事務所によると、閲覧可能となっていたのは所属する弁護士や事務職員らが業務連絡のため開設したグーグルグループの共有メール。男性弁護士が1月上旬に開設したが、メールが受信できない不具合があったため、試行錯誤する中で閲覧範囲の設定を誤って変更した。この弁護士は「ネット上で誰でも見られる状態だったとは思わなかった」と説明している。
メールには、コロナ禍で破綻状態に陥った依頼主のホテル会社の情報もあった。民事再生法の適用を申し立てる予定日や債務の詳細、従業員名簿などが含まれていた。

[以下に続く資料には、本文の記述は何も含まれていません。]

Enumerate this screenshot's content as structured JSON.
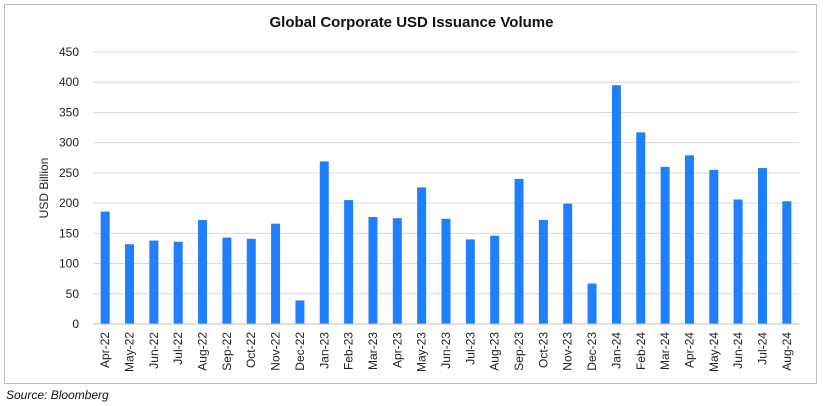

読売新聞がホテル側に事実関係を確認したところ、男性経営者は「一部の従業員しか知らない状況で、事前に漏れれば非常にまずい」と困惑した。同社はその後、同法適用を申し立てた。
このほか、刑事事件で不起訴処分となったことを示す告知書や個人の財産目録なども「公開状態」になっていた。
日本弁護士連合会の弁護士情報セキュリティー指針は、弁護士が外部サービスを利用して情報共有する場合、個人情報が漏えいしないよう適切な設定をすることを求めている。法律事務所の代表弁護士は「非常に重大な事態と受け止めている。流出の危険性に対する認識が甘かった」と話した。